Pick’n’Pay made headlines earlier this week after announcing plans to grant its customers the right to buy food on credit through its ‘smart-shopper’ card. The company argued that its proposed program was a means to an end in a country where citizens were finding it increasingly hard to purchase food at certain times of the month. The precarious and often volatile nature of the economy as well as an unemployment rate hovering above 30% were some of the reasons the company put forth to justify why it had chosen to sail these barely chartered waters.

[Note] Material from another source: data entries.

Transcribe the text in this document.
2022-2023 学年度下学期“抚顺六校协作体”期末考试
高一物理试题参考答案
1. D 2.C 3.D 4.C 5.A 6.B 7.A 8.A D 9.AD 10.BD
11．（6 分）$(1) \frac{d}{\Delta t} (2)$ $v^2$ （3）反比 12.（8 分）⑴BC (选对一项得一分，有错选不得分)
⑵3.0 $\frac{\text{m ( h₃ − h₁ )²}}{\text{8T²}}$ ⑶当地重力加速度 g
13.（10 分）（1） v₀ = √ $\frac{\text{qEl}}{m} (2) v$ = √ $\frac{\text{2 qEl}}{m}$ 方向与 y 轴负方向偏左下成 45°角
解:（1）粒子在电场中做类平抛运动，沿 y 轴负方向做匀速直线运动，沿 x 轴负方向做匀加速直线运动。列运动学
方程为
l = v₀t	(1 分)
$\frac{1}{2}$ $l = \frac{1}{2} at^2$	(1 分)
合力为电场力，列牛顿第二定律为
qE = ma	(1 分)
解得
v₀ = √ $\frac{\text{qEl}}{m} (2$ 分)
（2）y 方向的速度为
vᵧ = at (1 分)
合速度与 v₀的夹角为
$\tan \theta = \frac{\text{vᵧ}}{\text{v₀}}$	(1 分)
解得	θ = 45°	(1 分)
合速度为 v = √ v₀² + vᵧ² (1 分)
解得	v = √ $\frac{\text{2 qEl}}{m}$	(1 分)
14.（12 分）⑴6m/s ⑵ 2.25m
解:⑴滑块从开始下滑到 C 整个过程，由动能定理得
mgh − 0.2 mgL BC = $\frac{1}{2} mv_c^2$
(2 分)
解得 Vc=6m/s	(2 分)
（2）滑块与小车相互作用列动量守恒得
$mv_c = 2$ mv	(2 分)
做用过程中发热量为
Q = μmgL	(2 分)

The design of the scheme is fairly simple and quite straight forward. If you qualify for the ‘smart-shopper’ card, you will be able to buy food for up to R40 000, depending on your credit score, after which you will be liable to pay it back within 55 days from the day of purchase. The monthly service fee is set at R10. However, if you fail to settle your bill on time, you will be liable to pay an additional interest cost to the tune of 21% annually. On any other day, this wouldn’t be a cause for concern, except that more than half of all South Africans are three months or more behind on all their payments. According to the National Credit Regulator, the collective bill of this payment default is a staggering R1.7 trillion. This means that for every R100 earned by a South African, R70 goes toward servicing debt. Incidentally, the overwhelming majority of people in this bracket are Pick’n’Pay customers, who make up the lower and middle income groups. Pick’n’Pay knows this, which is why it is endeavouring to pocket a huge chunk of the R1.7 trillion debt pie. You might be tempted to point out that other retailers, Woolworths comes to mind in this regard, are already providing food on credit to their customers. However, to compare Woolworths with Pick’n’Pay customers is to be oblivious of the achingly obvious – that the two are in completely different income brackets, with the former being in a better position to settle its payments while the latter may likely slip further into the abyss of debt. So, what happens if you run into arrears? Well, according to Business Tech, the following is a likely scenario:
- You will be charged default administration costs and any other costs and fees relating to debt collection activities;
- Default information will be submitted to the credit bureaus, which may affect your ability to obtain further credit;
- The company may suspend your credit facility and give you 10 days’ notice before closing your account, in which event you must immediately pay your account in full;
- Your account may be handed over to debt collection agencies for the recovery of arrear amount, the costs of which you will be responsible for; and
- If it has to institute legal action against you in court, you will be liable for all costs incurred, including but not limited to legal costs, as well as collection charges, tracing fees and taxes.
It certainly doesn’t take a credit law professor to deduce that nothing good could ever come out of this initiative. It is not, as Pick’n’Pay claims, about meeting the poor half way. If anything, nothing could be further from it. It is quite simply manicured predatory lending, the oldest trick of preying on the vulnerable.